Almost one-third of ECs will be exempt from MIPS reporting because they fall below the “lowvolume threshold.” ECs who submit claims to Medicare for 100 or fewer patients or who submit claims for $30,000 or in Medicare Part B allowed charges, are exempt from MIPS reporting and payment adjustments. Additionally, CMS is increasing the patient encounter threshold for the non-patient facing provider exemption from 25 or fewer encounters to 100 or fewer encounters.

 

As mentioned before, ECs who meet a threshold for participation in Advanced APMs are exempt from MIPS reporting and payment adjustments.

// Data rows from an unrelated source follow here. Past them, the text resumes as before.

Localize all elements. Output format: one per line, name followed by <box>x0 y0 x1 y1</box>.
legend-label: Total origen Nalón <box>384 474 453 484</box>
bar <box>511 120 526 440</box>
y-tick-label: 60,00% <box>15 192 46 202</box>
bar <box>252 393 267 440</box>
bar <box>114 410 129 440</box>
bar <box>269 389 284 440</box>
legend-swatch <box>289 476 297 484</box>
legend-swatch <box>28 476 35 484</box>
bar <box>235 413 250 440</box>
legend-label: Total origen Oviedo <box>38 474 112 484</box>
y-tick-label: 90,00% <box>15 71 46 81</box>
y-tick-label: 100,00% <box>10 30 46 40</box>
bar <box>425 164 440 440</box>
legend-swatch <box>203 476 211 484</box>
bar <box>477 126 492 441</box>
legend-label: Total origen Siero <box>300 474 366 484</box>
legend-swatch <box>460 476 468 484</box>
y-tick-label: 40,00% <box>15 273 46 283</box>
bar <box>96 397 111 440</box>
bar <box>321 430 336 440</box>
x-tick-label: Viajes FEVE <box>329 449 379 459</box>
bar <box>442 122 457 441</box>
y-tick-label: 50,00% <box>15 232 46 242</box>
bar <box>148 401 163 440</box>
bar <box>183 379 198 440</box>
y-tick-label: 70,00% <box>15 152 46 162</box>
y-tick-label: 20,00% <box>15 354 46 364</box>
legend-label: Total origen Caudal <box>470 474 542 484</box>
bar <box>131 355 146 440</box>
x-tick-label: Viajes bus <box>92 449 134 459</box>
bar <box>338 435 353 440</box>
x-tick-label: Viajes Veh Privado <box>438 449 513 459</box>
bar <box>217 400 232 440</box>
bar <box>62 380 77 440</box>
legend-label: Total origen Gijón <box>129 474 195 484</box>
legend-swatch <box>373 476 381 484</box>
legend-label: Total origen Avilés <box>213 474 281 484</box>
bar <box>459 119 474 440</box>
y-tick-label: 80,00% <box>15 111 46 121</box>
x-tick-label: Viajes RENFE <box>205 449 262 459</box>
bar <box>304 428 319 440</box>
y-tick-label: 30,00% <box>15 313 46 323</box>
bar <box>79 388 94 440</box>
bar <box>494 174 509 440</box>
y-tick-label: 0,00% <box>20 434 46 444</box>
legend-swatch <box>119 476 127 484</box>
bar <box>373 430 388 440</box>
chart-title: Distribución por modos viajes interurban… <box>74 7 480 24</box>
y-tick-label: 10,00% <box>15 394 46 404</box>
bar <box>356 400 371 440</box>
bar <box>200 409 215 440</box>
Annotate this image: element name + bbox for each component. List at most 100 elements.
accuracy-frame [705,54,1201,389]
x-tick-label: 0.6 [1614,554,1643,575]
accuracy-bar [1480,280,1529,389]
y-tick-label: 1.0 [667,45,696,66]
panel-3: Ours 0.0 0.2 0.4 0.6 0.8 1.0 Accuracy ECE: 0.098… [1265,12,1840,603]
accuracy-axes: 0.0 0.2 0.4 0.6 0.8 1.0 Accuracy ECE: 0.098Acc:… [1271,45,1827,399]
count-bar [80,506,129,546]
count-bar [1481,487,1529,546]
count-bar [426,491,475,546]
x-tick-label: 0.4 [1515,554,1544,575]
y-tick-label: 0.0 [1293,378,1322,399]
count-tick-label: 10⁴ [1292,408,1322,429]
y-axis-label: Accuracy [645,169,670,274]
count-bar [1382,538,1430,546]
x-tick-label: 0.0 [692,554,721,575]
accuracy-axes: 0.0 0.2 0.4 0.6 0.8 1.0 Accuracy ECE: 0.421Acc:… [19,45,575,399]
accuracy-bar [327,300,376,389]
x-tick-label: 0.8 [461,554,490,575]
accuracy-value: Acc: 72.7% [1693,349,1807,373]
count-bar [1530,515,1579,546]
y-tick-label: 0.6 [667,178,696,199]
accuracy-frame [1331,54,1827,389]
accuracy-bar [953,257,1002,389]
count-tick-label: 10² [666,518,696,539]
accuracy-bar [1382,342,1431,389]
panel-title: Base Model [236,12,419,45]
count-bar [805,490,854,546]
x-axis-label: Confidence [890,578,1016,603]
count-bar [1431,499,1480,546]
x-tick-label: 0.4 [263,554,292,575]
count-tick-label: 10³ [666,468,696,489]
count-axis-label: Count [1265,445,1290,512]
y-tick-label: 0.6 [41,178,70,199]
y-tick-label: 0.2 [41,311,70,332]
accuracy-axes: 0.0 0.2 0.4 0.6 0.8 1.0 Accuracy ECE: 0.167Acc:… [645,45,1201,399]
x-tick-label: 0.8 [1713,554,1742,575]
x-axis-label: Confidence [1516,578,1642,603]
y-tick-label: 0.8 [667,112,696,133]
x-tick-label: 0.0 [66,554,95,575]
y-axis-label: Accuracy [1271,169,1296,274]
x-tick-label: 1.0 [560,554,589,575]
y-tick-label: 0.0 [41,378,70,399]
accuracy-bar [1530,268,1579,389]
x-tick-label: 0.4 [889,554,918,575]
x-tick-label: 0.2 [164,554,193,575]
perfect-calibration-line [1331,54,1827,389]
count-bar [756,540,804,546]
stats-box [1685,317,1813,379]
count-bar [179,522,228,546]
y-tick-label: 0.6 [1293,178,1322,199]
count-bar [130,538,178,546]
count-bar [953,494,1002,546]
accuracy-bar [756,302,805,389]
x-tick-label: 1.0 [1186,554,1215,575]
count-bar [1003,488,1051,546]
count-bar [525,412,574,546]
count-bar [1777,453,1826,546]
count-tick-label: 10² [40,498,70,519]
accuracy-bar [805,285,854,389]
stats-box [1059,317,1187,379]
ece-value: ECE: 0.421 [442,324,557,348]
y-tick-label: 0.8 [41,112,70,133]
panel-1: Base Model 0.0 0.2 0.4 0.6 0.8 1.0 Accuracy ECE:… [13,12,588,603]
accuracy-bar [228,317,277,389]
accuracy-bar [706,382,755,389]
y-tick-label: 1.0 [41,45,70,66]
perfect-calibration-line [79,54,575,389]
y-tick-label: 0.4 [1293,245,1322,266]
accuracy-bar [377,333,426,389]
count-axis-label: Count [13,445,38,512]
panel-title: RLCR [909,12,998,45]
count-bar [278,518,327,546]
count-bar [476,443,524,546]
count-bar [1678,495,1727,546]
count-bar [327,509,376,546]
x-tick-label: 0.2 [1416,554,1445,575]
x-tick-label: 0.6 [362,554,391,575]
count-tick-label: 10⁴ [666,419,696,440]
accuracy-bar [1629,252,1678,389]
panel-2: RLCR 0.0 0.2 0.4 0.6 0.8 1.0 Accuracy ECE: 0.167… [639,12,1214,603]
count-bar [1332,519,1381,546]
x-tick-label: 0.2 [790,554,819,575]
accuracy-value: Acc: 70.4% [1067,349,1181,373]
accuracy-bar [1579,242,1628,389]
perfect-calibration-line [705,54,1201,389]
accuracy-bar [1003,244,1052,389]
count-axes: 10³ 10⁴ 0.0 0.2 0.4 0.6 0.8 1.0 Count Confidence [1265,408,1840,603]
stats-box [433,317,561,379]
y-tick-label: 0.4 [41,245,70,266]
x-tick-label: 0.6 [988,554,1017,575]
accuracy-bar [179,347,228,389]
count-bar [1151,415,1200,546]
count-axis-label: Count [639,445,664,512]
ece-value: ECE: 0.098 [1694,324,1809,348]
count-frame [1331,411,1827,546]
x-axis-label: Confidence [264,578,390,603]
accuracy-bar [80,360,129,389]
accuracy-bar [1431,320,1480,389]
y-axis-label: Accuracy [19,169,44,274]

CMS finalized a list of seven Advanced APMs for 2017 but intends to add at least four new models to the list in 2018. ECs can qualify as Advanced APM participants based on the percentage of their revenue they receive from Advanced APMs or the percentage of patients they treat through Advanced APMs.

 

ECs who qualify as Advanced APM participants in 2017 will receive a lump sum bonus payment in 2019 equal to five percent of their 2018 Medicare Part B revenue. ECs can qualify as a partial Advanced APM participant by meeting lower revenue or patient thresholds to remain exempt from MIPS but will not be eligible for the five percent incentive payment.

 

Finally, although many stakeholders applauded the addition of partial MIPS reporting options because it will save many ECs from a negative payment adjustment in 2017, these new options could have a significant impact on the positive payment adjustments as well. MACRA requires the MIPS payment adjustments to be budget neutral. The positive payment adjustments must be equal to the amount of negative payment adjustments.

 

Under the new reporting options, only ECs who do not report any data will be subject to a negative payment adjustment. The new partial reporting options make it very easy to avoid a negative payment adjustment and should significantly reduce the amount of negative payment reductions. This means that there will also be less money available to pay for the positive payment adjustments.

 

As CMS points out, ECs who report MIPS data for all four categories for at least 90 days in 2017 will be eligible for at least a small positive payment adjustment in 2019. However, with less money expected to be available due to the new partial reporting options, positive payment adjustments will most likely be very small. CMS predicts that only five percent of ECs will be subject to a negative payment adjustment, leaving little money to be divided among all of the ECs who quality for a positive adjustment.

 

CMS estimates that approximately 700,000 ECs will be required to report under MIPS in 2017. Nearly 400,000 ECs will be exempt due to their classification as “low-volume”. Another 85,000 will be exempt from MIPS because they are “newly enrolled” in Medicare. And, roughly 13,000 ECs will be exempt from MIPS as a result of their participation in an Advanced APM in 2017.